What is more, only the word god ("year") in S Novym godom ("Happy New Year") is used in its literal meaning; all the other words in this line are loaded—overloaded— with associations and figurative meanings. Svet ("world," "light") is used in a threefold meaning: first as "world," as in "New World," by analogy with "New Year"—i.e., geographically new. But this geography is the abstract one; Tsvetaeva more likely has in mind here something "at the back of beyond," rather than on the other side of the ocean: a certain outer limit. This understanding of a "new world" as another limit leads to the idea of the "next world," which in fact is the real issue. However, the "next world" is, first of all, light; for, owing to the drift of the line and the euphonic superiority (more piercing sound) of svetom over godom, it is located somewhere literally overhead, above, in the heavens, which are the source of light. The preceding and succeeding dashes, which nearly free the word from semantic obligations, equip svet with the entire arsenal of its positive allusions, At any rate, in the concept of "next world" emphasis falls tautologically on the aspect of the light rather than, as usual, of darkness.
Next, from the abstractly geographic svet the line acoustically and topographically flies upward toward the short, sob-like krai ("edge," "realm"): edge of the world, edge in general, heavenward, to paradise.
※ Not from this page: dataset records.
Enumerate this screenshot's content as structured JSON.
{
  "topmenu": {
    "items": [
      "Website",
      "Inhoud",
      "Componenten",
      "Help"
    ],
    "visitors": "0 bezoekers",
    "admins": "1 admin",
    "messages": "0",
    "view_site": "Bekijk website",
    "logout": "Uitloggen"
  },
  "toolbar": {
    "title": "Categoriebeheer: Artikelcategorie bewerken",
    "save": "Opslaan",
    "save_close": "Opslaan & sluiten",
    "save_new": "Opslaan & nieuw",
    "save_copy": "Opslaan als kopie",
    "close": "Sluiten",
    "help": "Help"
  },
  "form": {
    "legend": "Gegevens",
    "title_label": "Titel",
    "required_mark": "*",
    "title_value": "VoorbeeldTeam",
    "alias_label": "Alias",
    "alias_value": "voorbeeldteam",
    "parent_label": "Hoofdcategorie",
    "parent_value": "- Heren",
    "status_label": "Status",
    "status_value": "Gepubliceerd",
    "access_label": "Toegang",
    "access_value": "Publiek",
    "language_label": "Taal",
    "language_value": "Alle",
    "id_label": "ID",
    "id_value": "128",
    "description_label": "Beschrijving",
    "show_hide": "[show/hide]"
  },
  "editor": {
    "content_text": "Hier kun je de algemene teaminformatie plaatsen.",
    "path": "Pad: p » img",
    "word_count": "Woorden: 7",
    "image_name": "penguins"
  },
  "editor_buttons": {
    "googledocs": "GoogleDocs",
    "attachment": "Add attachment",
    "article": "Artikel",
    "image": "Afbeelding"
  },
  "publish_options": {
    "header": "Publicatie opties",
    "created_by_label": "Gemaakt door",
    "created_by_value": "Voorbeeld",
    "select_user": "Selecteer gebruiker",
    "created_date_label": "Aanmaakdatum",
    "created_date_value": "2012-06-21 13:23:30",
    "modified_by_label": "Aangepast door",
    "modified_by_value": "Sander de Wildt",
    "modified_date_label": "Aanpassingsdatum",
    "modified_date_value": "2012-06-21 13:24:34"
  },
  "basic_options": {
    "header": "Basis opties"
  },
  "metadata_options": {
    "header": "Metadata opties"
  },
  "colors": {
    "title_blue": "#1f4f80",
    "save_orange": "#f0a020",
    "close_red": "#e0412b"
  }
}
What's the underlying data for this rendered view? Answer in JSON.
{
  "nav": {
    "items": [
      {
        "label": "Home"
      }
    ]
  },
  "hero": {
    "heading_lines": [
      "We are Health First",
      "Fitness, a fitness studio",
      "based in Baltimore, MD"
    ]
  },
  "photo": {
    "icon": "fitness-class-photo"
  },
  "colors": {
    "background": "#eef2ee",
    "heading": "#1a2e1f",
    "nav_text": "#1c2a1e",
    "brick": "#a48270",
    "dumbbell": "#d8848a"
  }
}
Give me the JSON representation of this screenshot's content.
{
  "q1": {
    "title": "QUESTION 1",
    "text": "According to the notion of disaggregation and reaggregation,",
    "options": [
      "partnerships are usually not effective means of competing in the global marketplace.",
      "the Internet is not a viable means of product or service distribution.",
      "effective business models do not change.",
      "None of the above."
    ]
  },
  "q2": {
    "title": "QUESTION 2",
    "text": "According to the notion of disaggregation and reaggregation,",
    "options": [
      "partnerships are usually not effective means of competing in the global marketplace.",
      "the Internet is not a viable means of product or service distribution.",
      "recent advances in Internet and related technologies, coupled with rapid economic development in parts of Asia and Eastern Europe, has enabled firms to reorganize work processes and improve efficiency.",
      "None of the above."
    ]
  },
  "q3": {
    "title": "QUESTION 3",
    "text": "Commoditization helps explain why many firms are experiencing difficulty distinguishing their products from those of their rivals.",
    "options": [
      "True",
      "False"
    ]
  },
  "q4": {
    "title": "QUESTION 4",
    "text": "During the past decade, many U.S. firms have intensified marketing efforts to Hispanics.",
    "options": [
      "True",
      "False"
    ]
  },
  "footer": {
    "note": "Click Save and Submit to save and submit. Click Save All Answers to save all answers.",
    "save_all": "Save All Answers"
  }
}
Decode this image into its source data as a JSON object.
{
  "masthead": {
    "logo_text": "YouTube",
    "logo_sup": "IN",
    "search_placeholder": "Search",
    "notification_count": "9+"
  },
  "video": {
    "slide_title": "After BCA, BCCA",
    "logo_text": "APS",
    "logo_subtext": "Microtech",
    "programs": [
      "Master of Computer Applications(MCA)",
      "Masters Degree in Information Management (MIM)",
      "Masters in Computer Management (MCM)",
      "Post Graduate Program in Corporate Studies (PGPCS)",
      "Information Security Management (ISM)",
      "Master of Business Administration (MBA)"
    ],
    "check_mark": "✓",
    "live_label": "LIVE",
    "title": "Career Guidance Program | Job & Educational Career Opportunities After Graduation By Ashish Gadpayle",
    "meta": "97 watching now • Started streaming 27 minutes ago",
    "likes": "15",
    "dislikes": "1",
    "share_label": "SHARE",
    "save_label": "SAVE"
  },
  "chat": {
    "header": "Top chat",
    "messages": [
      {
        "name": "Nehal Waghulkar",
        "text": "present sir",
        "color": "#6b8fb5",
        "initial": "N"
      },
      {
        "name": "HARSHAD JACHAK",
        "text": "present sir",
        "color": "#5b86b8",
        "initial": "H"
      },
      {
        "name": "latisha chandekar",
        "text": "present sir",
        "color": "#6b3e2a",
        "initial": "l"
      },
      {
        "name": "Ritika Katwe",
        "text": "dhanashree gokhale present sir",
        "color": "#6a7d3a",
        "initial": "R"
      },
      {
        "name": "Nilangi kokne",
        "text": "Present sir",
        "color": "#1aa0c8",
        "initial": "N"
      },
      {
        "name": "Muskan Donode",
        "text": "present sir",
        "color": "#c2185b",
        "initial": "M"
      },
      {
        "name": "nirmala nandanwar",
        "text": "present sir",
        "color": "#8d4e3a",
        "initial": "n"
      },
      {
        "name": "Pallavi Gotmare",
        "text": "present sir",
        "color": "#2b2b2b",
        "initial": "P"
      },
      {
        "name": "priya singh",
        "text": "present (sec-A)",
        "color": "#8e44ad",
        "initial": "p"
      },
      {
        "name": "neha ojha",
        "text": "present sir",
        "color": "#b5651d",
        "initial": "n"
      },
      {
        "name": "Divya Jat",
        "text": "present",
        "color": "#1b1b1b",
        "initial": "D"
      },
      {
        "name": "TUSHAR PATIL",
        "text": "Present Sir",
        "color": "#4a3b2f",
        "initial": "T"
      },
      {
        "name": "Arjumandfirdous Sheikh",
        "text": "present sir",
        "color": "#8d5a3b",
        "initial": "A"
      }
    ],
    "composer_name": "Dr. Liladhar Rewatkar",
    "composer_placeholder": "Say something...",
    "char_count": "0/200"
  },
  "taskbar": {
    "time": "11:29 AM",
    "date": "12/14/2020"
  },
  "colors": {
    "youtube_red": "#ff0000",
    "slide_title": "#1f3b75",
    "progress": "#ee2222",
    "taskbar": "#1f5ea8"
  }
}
S novym . . . kraem means, apart from everything else, "Happy new realm, happy new boundary, happy crossing of it." The line ends with the coda s novym krovom ("Happy new haven"), which is both phonetic and semantic, for the phonic substance of krovom is almost identical to that of godom. But these two syllables have already been raised a whole octave ^^ight syllables—above their original sound by svetom and kraem, and there is no way they can return either to the tonality of the beginning of the line or to its literalness. It's as though krovom, from higher up, were looking back upon itself in godom, unable to recognize either vowels or consonants. The consonants kr in krovom belong not so much to the word krov itself as to the word krai, and partly because of that the semantics of krov seems too rarefied: the word has been placed too high up. Its meaning as a refuge at the edge of the world and as a home to come back to, a haven, intertwines with the krov that means heaven : the universal heaven of the planet as well as the individual one, the last refuge of the soul.
Essentially, Tsvetaeva uses the trochaic pentameter here like a keyboard, a similarity made greater by the use of dashes instead of commas; the transition from one disylla- ble to another is achieved by a pianistic rather than a standard grammatical logic, and each successive exclamation, as when keys are pressed, starts up when the sound of the previous one dies out. However unconscious this device may be, it is eminently appropriate to the essence of the image developed in this line—of heaven with its levels accessible first to the eye, and after the eye, only to the spirit.